The WindFly Rig includes a spring which balances the self weight of the boom. The spring allows the boom to operate as a spring balanced cantilever so that the kite lines do not have to support the boom: the alignment of the kite lines is therefore unaffected by the weight of the boom and the line of action of the kite lines always passes through the centre of the keel so that the boat does not heel.
Raising the foils
An uphaul and bungee downhaul can be used to raise and lower the foil(s). This is the same arrangement as is typically used to raise and lower rudders on sailing dinghys. The arrangement allows the foil(s) to rise to pass over obstructions that are hit.
A tiller can be used to steer the boat.
If two keel-rudders are used the tiller pintle is placed at the midpoint of the line that connects the pintles of the two 'keel-rudders'. This ensures that the distance between the stern of the tiller and the 'keel-rudders' remains constant as the tiller and the 'keel-rudders' rotate, a fixed length linkage can be used to connect the end of the tiller to each of the ‘keel-rudders’ so that all turn together.
Kite surfing equipment now includes an emergency quick release to allow the kite surfer to separate himself or herself from the kite. The same principle is adopted for the WindFly Rig, a quick release system allows the kite and WindFly Rig to be jettisoned in an emergency.
As with kitesurfing equipment a tiered release system is provided.
If the 'crew lines' are released the kite is fully depowered. This will be sufficient in most emergency situations.
A hook knife should be carried by the crew so that the lines can be cut to release the kite.

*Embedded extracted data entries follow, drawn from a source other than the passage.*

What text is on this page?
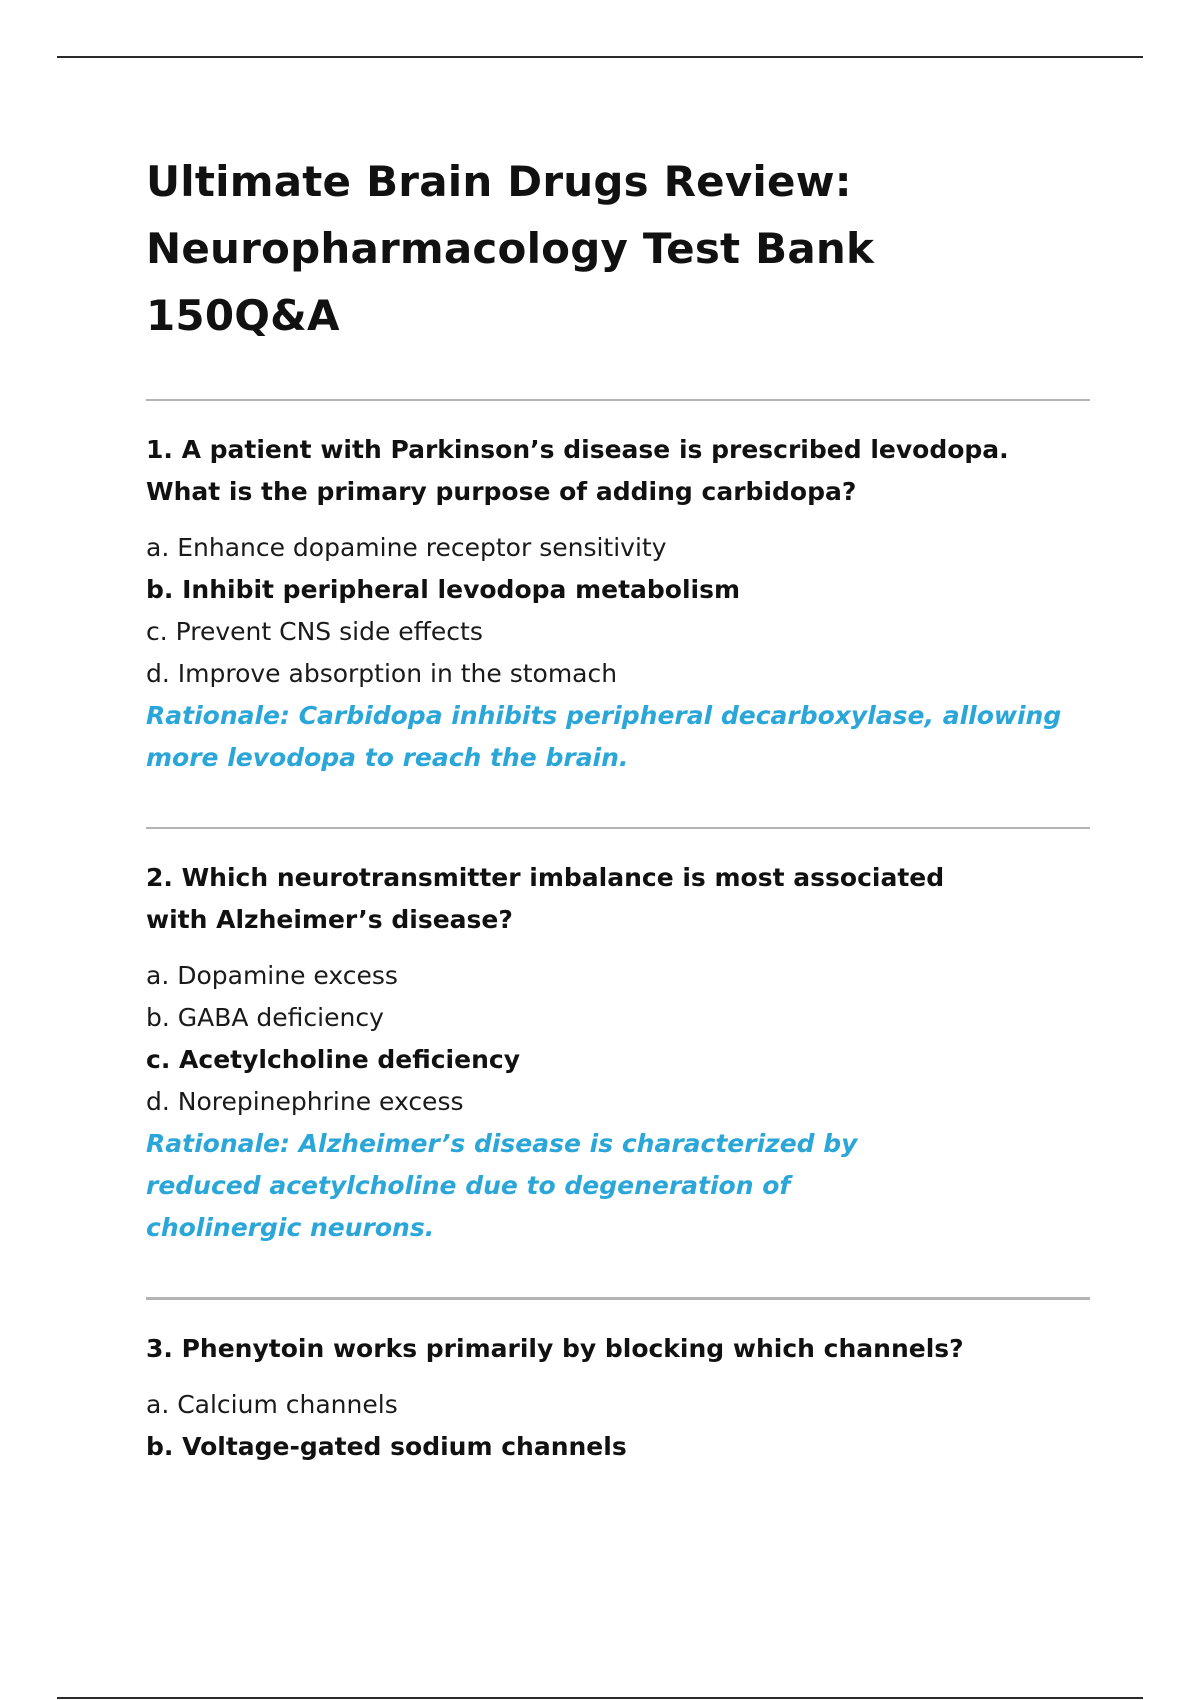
Ultimate Brain Drugs Review:
Neuropharmacology Test Bank
150Q&A

1. A patient with Parkinson’s disease is prescribed levodopa. What is the primary purpose of adding carbidopa?

a. Enhance dopamine receptor sensitivity
b. Inhibit peripheral levodopa metabolism
c. Prevent CNS side effects
d. Improve absorption in the stomach
Rationale: Carbidopa inhibits peripheral decarboxylase, allowing more levodopa to reach the brain.

2. Which neurotransmitter imbalance is most associated with Alzheimer’s disease?

a. Dopamine excess
b. GABA deficiency
c. Acetylcholine deficiency
d. Norepinephrine excess
Rationale: Alzheimer’s disease is characterized by reduced acetylcholine due to degeneration of cholinergic neurons.

3. Phenytoin works primarily by blocking which channels?

a. Calcium channels
b. Voltage-gated sodium channels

Quick release brackets are provided at all points where the rig is connected to the boat. One handle is pulled to release all of the quick release brackets, this separates the kite and the WindFly Rig from the boat.
Self righting capability
Since no heeling moment is applied to be boat a narrower hull can be used for displacement craft. This makes it easier to achieve a high angle of vanishing stability and a small or zero negative area on the static stability curve, both of which improve the self righting capability.
The angle of vanishing stability is the maximum angle of roll from which the boat will return to upright in calm water.